With over ten years and a hiatus under their belt, Fall Out Boy have been known to grow and change with each release. 2013's Save Rock and Roll ushered in a new era for Fall Out Boy; the pop punk that the band became known for transformed into pure radio-ready pop. The group's latest release, American Beauty / American Psycho, has expanded on the band's new sound, proving that Fall Out Boy haven't settled yet.
They lay the theatrics on thick on American Beauty / American Psycho. From the horn section on "Irresistible" to the haunting choral cadence at the end of "Twin Skeleton's (Hotel in NYC)" to Patrick Stump's vocal acrobatics throughout each track, the album is clearly meant to grab the attention of a sold-out mega-venue. "The Kids Aren't Alright" is a nod to every underdog who holds this band close; it's a Folie A Deux-esque track that builds at the chorus, evoking the desire to sing along.
The album's nadir is the title track, which is so busy and disorienting it feels like an audio assault. It's an unfortunate electronic train wreck reminiscent of lyricist Pete Wentz's flopped hiatus project, Black Cards, proof that not all experiments translate into success.

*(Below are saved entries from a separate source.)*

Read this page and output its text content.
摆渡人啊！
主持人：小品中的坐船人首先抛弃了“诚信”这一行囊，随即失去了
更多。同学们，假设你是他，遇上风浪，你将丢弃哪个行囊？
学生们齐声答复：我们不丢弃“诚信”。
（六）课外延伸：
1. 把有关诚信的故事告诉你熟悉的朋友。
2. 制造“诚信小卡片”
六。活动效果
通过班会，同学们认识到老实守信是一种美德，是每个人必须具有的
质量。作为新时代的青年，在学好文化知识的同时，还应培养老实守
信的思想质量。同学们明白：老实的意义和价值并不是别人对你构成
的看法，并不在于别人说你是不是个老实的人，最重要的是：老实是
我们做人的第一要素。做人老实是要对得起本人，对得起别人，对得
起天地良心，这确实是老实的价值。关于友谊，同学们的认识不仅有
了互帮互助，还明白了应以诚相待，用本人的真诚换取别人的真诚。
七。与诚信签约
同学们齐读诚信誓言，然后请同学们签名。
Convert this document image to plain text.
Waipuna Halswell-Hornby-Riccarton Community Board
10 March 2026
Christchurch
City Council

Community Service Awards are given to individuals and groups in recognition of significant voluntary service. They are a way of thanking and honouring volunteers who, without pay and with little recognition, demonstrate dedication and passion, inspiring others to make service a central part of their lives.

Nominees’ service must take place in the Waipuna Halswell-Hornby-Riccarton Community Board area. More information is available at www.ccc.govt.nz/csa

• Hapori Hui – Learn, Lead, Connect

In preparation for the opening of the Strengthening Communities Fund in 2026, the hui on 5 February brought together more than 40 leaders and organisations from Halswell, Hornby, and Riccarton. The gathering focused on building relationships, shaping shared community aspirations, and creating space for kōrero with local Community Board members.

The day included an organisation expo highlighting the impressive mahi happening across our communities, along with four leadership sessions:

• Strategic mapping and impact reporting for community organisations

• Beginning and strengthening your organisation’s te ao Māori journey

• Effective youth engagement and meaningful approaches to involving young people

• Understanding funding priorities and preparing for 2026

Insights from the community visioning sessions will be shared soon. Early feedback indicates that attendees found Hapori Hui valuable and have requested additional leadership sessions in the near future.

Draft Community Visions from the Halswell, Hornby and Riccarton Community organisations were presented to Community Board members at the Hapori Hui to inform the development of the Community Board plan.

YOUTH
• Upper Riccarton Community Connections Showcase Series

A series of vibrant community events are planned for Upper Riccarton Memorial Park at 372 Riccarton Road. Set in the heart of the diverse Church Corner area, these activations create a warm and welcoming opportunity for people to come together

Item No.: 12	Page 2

American Beauty / American Psycho might be challenging for Fall Out Boy listeners who yearn for the snark-soaked emo of Take This To Your Grave or From Under the Cork Tree, but listeners who can handle a few catchy, dance-worthy tracks will appreciate their latest creation. Fall Out Boy have honed in on an arena-rattling brand of pop that is different for sure, but likeable nonetheless.